4 Responses to “666 Plan Alright”

  1. “Best of all, it would encourage Americans to spend Thanksgiving night where they really want to — in bed.”

    It is presumptuous on a level which I find baffling that Frank thinks he knows where I (an American) would want to be on one particular night of the year.

    I am thinking of a number between 1 and 1000000, Dr. Frank, take your best shot.

  2. chuck martel says:

    “… a major concern is that lots of spending by the rich is wasteful and that very steep consumption taxes would improve welfare since those taxes could be funneled toward the non-rich.”
    **********************
    Who decides what’s “wasteful”? Guess it must be professor Frank. And when you say “non-rich”, do you mean “poor”? This afternoon I paid cash for some onions and green peppers at the market. Cash I earned employed on a construction site. The two chubby ladies ahead of me paid for their purchases with a government-issued plastic card. They got their sustenance for simply being resident in the US. Why should I care if they’re poor? Neither of them has knocked on my door offering to mop the floors or wash my clothes. Being poor is God’s way of telling you that you’re lazy and/or stupid. If you’re poor maybe that’s the situation that you deserve, at least until you’re willing to do something about it.

  3. Harry says:

    Tax ’em for the mice/ tax’em for the lice/ tax ’em for looking in the mirror twice– the words of the Master of the House.

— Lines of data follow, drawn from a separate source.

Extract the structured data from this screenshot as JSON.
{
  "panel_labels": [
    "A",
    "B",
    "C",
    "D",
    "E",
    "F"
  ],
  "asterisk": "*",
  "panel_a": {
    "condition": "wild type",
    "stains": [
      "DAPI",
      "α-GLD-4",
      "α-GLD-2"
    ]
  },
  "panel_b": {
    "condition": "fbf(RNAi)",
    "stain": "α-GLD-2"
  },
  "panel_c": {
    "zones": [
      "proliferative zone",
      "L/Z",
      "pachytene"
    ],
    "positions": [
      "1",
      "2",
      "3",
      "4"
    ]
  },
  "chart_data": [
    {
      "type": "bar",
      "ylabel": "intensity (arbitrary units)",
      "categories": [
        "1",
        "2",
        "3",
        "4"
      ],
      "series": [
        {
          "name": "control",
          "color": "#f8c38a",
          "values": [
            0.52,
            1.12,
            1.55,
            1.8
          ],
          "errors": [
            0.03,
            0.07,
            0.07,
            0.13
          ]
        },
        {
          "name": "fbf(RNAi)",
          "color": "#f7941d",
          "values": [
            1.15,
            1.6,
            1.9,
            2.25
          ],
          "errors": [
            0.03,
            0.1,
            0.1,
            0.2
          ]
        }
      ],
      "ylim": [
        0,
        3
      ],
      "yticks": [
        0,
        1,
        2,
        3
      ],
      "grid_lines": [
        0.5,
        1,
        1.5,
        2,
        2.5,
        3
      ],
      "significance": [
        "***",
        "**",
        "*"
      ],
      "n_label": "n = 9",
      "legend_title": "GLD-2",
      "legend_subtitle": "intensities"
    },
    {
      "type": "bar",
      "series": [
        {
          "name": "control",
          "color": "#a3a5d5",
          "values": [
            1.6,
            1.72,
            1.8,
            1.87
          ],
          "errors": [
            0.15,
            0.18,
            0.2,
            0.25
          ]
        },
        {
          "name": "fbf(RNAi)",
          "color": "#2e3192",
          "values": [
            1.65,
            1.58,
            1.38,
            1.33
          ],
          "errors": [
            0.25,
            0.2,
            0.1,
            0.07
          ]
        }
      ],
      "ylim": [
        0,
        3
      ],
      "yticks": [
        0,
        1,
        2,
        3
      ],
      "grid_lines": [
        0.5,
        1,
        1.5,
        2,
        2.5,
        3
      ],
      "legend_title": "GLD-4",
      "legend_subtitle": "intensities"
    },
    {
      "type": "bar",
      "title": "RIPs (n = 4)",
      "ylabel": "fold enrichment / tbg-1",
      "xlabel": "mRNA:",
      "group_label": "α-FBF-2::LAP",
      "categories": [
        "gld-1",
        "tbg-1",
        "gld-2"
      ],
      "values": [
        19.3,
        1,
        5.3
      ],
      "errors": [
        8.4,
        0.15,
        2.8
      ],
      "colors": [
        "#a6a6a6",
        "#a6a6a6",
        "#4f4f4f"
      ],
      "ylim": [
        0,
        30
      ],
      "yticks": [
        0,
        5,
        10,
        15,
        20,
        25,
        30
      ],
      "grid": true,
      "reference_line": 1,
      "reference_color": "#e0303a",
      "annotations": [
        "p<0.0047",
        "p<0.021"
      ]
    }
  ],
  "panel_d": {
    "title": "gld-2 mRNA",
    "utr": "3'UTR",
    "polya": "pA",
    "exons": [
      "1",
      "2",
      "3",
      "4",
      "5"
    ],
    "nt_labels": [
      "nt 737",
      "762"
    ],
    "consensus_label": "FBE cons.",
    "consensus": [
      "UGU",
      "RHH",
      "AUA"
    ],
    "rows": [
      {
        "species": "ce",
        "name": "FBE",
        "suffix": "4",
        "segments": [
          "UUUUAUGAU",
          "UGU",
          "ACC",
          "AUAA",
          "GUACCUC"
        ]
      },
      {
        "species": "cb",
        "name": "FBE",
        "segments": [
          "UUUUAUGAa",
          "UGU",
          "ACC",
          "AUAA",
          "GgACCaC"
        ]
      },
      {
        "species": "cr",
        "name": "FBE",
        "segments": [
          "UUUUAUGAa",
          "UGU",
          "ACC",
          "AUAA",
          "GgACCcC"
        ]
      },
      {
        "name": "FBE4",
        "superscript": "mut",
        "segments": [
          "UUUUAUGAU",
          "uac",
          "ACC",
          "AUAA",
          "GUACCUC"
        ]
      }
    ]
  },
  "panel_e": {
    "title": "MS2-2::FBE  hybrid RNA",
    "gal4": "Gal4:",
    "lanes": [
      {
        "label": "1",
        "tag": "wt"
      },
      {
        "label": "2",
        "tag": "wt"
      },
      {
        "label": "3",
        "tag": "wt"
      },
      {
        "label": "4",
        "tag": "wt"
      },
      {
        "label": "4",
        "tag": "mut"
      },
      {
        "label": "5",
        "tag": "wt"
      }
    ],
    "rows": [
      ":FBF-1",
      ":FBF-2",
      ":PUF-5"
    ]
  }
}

    An extra six percent on the Black Friday earlybirds? How clever.

    In Pennsylvania underwear is not subject to sales tax, but swimsuits are. Sliced liverwurst, rye bread, and onions are not taxed, but a liverwurst sandwich prepared at the deli is. If the Federal government eliminates its complexities, for example, rules on the valuation of underwear and swimsuits donated to Good Will, and we replace the income tax with a value-added tax, how many pages of the Internal Revenue Sales Tax Code be? Less than the current tax code? Will underwear be taxed? Will American-sewn boxers be exempt? How about silk underwear, or lined underwear? Think of a ten-volume definition of underwear, and another ten volumes on swimsuits.

    By the way, I believe tuxedos are taxed in PA, but lined trousers are not.

  4. Rod says:

    So what is a tuxedo? What defines ‘tuxedoness”? All of a sudden, I am getting the sleepies here, recalling the stimulus or lack thereof of reading Wittgenstein for Dr. Brown. Maybe there is a real job for phenomenologists after all — at the Pennsylvania Department of Revenue!